Paul Hamy in The OrnithologistPortuguese provocateur Joao Pedro Rodrigues' latest film opens with a quote from St Anthony of Padua: 'Whoever approached the Spirit will feel its warmth, hence his heart will be lifted up to new heights.'

It's more than an obligatory epitaph; the film's titular bird-watching hero (Hamy) is named Fernando, which is the birth name of the venerated Anthony. To know as much provides one key to unlocking the meaning of this contemplative but infuriatingly opaque film; others will no doubt depend upon whatever work the viewer is willing to bring to bear in order to decipher its manifold symbolic digressions.

Fernando is explicitly an avatar for the 13th century saint. Early in the film he is seen encamped on the bank of a river in the remote Portuguese wilderness, clad in a brown hoodie that emulates the brown robes of the Franciscan order of which Anthony was a member.

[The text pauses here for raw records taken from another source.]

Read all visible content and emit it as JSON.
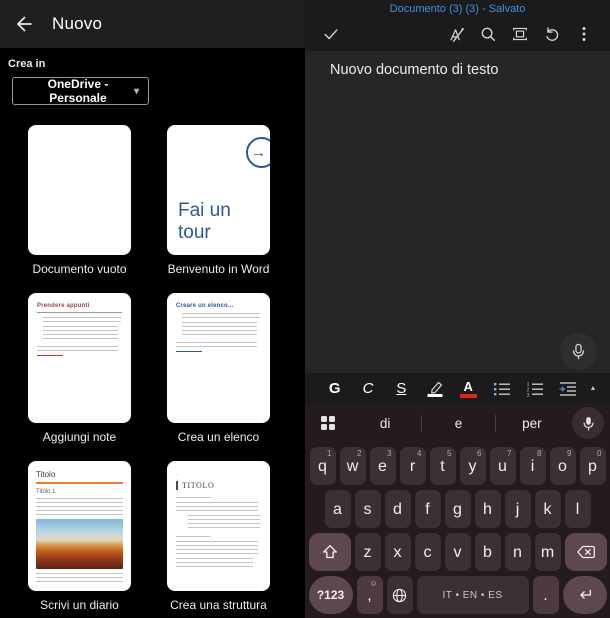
{
  "left_panel": {
    "title": "Nuovo",
    "create_in_label": "Crea in",
    "location_dropdown": "OneDrive - Personale",
    "templates": [
      {
        "label": "Documento vuoto",
        "type": "blank"
      },
      {
        "label": "Benvenuto in Word",
        "type": "tour",
        "tour_text": "Fai un tour"
      },
      {
        "label": "Aggiungi note",
        "type": "notes",
        "preview_heading": "Prendere appunti"
      },
      {
        "label": "Crea un elenco",
        "type": "list",
        "preview_heading": "Creare un elenco..."
      },
      {
        "label": "Scrivi un diario",
        "type": "journal",
        "preview_heading": "Titolo",
        "preview_subheading": "Titolo 1"
      },
      {
        "label": "Crea una struttura",
        "type": "outline",
        "preview_heading": "TITOLO"
      }
    ]
  },
  "right_panel": {
    "doc_title": "Documento (3) (3) - Salvato",
    "document_text": "Nuovo documento di testo",
    "format_bar": {
      "bold_label": "G",
      "italic_label": "C",
      "underline_label": "S"
    }
  },
  "keyboard": {
    "suggestions": [
      "di",
      "e",
      "per"
    ],
    "row1": [
      {
        "k": "q",
        "n": "1"
      },
      {
        "k": "w",
        "n": "2"
      },
      {
        "k": "e",
        "n": "3"
      },
      {
        "k": "r",
        "n": "4"
      },
      {
        "k": "t",
        "n": "5"
      },
      {
        "k": "y",
        "n": "6"
      },
      {
        "k": "u",
        "n": "7"
      },
      {
        "k": "i",
        "n": "8"
      },
      {
        "k": "o",
        "n": "9"
      },
      {
        "k": "p",
        "n": "0"
      }
    ],
    "row2": [
      "a",
      "s",
      "d",
      "f",
      "g",
      "h",
      "j",
      "k",
      "l"
    ],
    "row3": [
      "z",
      "x",
      "c",
      "v",
      "b",
      "n",
      "m"
    ],
    "symbols_label": "?123",
    "comma_label": ",",
    "comma_sup": "☺",
    "space_label": "IT • EN • ES",
    "period_label": "."
  },
  "icons": {
    "caret": "▾",
    "tour_arrow": "→",
    "collapse": "▲",
    "outline_dots": "..."
  },
  "colors": {
    "word_blue": "#2b579a",
    "doc_title_blue": "#4190dd",
    "font_color_red": "#e3201c",
    "journal_rule_orange": "#ed7d31",
    "notes_heading_maroon": "#9c4343"
  }
}
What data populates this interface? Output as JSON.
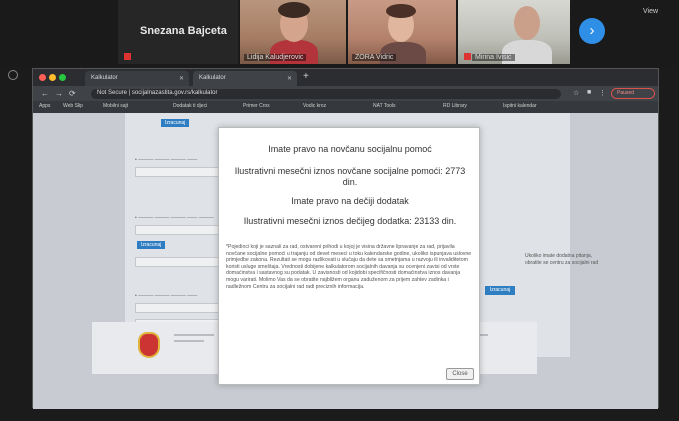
{
  "zoom": {
    "participants": [
      {
        "name": "Snezana Bajceta",
        "video": false
      },
      {
        "name": "Lidija Kaludjerovic",
        "video": true
      },
      {
        "name": "ZORA Vidric",
        "video": true
      },
      {
        "name": "Mirina Ivisic",
        "video": true
      }
    ],
    "next_icon": "chevron-right-icon",
    "view_label": "View"
  },
  "browser": {
    "tabs": [
      {
        "label": "Kalkulator"
      },
      {
        "label": "Kalkulator"
      }
    ],
    "url": "Not Secure | socijalnazastita.gov.rs/kalkulator",
    "profile_label": "Paused",
    "bookmarks": [
      "Apps",
      "Web Slip",
      "Mobilni sajt",
      "Dodatak ti djeci",
      "Primer Cros",
      "Vodic kroz",
      "NAT Tools",
      "RD Library",
      "Ispitni kalendar"
    ]
  },
  "page": {
    "button_top": "Izracunaj",
    "button_mid": "Izracunaj",
    "button_bottom": "Izracunaj",
    "sidenote": "Ukoliko imate dodatna pitanja, obratite se centru za socijalni rad"
  },
  "modal": {
    "heading1": "Imate pravo na novčanu socijalnu pomoć",
    "amount1": "Ilustrativni mesečni iznos novčane socijalne pomoći: 2773 din.",
    "heading2": "Imate pravo na dečiji dodatak",
    "amount2": "Ilustrativni mesečni iznos dečijeg dodatka: 23133 din.",
    "note": "*Pojedinci koji je saznali za rad, ostvareni prihodi u kojoj je visina državne lipravanje za rad, prijavila novčane socijalne pomoći u trajanju od devet meseci u toku kalendarske godine, ukoliko ispunjava uslovne primjedbe zakona. Rezultati se mogu razlikovati u slučaju da dete sa smetnjama u razvoju ili invaliditetom koristi usluge smeštaja. Vrednosti dobijene kalkulatorom socijalnih davanja su ocenjeni zavisi od vrste domaćinstva i sastavnog su podatak. U zavisnosti od kojidobi specifičnosti domaćinstva iznos davanja mogu varirati. Molimo Vas da se obratite najbližem organu zaduženom za prijem zahtev zadinka i nadležnom Centru za socijalni rad radi preciznih informacija.",
    "close_label": "Close"
  }
}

The act of bird-watching itself (one long, captivating stretch of the first act is concerned with Fernando drifting about a river canyon in his kayak, watching rare and endangered birds through his binoculars) evokes Anthony's association with St Francis of Assisi, the order's founder (and the present Pope's namesake), and his 'sermon to birds'.

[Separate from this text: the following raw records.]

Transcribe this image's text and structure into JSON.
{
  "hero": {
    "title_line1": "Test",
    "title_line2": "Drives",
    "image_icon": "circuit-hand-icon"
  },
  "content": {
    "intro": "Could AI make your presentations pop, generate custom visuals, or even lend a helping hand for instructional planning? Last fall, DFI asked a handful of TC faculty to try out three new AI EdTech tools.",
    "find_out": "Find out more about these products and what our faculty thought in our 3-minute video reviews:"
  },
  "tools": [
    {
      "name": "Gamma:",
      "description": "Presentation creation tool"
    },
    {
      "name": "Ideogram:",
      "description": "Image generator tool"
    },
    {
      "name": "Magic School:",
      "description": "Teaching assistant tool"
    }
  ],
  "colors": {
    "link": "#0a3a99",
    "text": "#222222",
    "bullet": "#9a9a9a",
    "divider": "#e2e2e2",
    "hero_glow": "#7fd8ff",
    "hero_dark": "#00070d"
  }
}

So captivated is he by the flight of one particular bird that Fernando fails to note his descent into violent river rapids. The wreck of his kayak marks time with the passage through life of Anthony, whose ship was once blown off course en route from Morocco to Portugal.

To this point the film has been largely naturalistic, threaded with a sense of the numinous, captured mainly in cinematographer (and regular Rodrigues collaborator) Rui Poças' glorious work photographing the vast beauty of the physical environment, and the seemingly self-aware activity of birds in a world that is more theirs than it will ever be Fernando's.

 

"The one constant is vast, beautiful, terrifying nature, and man's piddling place within it."

 

From this point the film veers more deeply into the surreal, and its engagement with religious symbols and myths becomes far more subversive.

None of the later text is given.